Germany after the elections: Nobody wants to govern with Merkel?
By Harald Dähne in Berlin
Never before in German history since 1949 has it been so difficult forming a federal government.
For decades, every party wanted to be in the government, getting well-paid positions, big black cars and time on TV.
But now it seems no one wants to run the country – except Chancellor Merkel.
Big losses for the big parties
But in the last election Merkel lost approval in an agonising way. Her party, the CDU (Christian Democratic Union), lost a lot of votes. And, even more so, its conservative Bavarian “sister”, the CSU (Christian Social Union).

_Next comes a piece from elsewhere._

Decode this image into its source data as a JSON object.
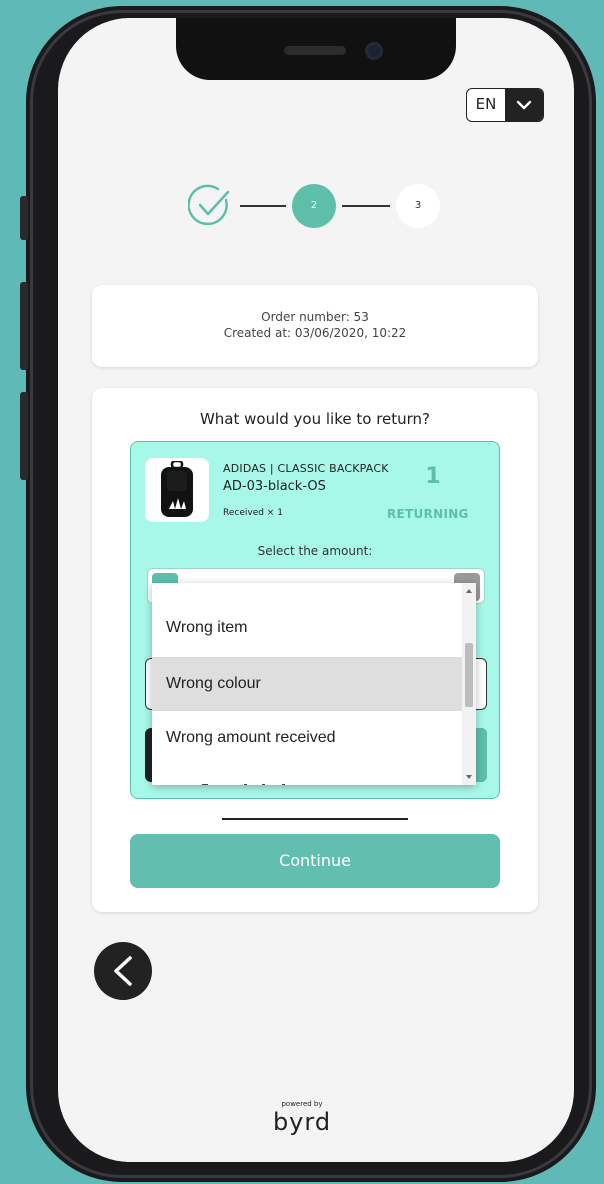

The Social Democrats (SPD), coalition partner from 2005 till 2009 and and from 2013 till 2017, got 20 percent — and into an existence-threatening crisis.
The real winners
So the SPD didn’t want a third “big” (and in reality smaller and smaller) coalition with Merkel. It said “no” to governing. The winners were the right wing “Alternative für Deutschland” (AfD) – and the populist Liberals (FDP).
It seems the only possibility for a serious coalition without the SPD has been an alliance called “Jamaika” (named from the colors of the parties involved).
But four weeks with hard and unfriendly negotiations between enervated Conservatives (black), insecure Greens (green) and recovered Liberals (yellow) ended with an affront: the Liberal chairman said “better outside a government than in a wrong government” and quit the dialogue.
An unpleasant dialogue
For the unbiased observer, the dialogue between the “Jamaika”-parties was unpleasant from beginning.
The smaller parties especially, were fighting against each other.
- The chairman of the FDP with his impressive election support, wants to get more popularity in an opposing role.
- The CDU and its chancellor don’t want any changes in government policy.
- The quarreling Bavarian CSU wants a strong policy against refugees.
- And the Greens instead wants better facilities for the refugees.
The accusations levelled against Merkel say that she moderated the discussions but didn’t guide them.
Nonetheless “Jamaika” was dead after four weeks and Merkel was in the biggest crisis of her regency. The possibilities ahead: new elections, a minority government, or a coalition with the Social Democrats again.
Media choir sings new tune
Now a media choir made up of the other parties and the lobbyists want the Social Democrats back in the government again.
Federal president Frank-Walter Steinmeier (SPD) appealed to the sovereign responsibility of all parties. He meant his own party especially.
Inside the Social Democrats a fight has started. It seems the opponents of a fourth “big” coalition with Merkel are decreasing.
Will the SPD end the crisis?
Chairman Martin Schulz who was against a coalition from the election day is finding his ‘no’ carries less weight.
Now maybe the members of the SPD will decide to be in a new government. Four years ago two thirds of them accepted a coalition. Now the party fears more erosion if they are in the government.
If the SPD won’t join, Merkel is alone at home.
If they work together again, the erosion of the both “big” “Volksparteien” (catch-all parties) CDU/CSU and SPD will go on.
What we are seeing is a crisis of the democratic system in Germany. Its basic principle was always stability.
Opposition in that system is a “scrap” –- so a former SPD chairman once said. Now it’s scrap to bear responsibility.
The big old German parties can see what happened in Austria: decades of big coalitions were followed by large majorities for right-wing parties.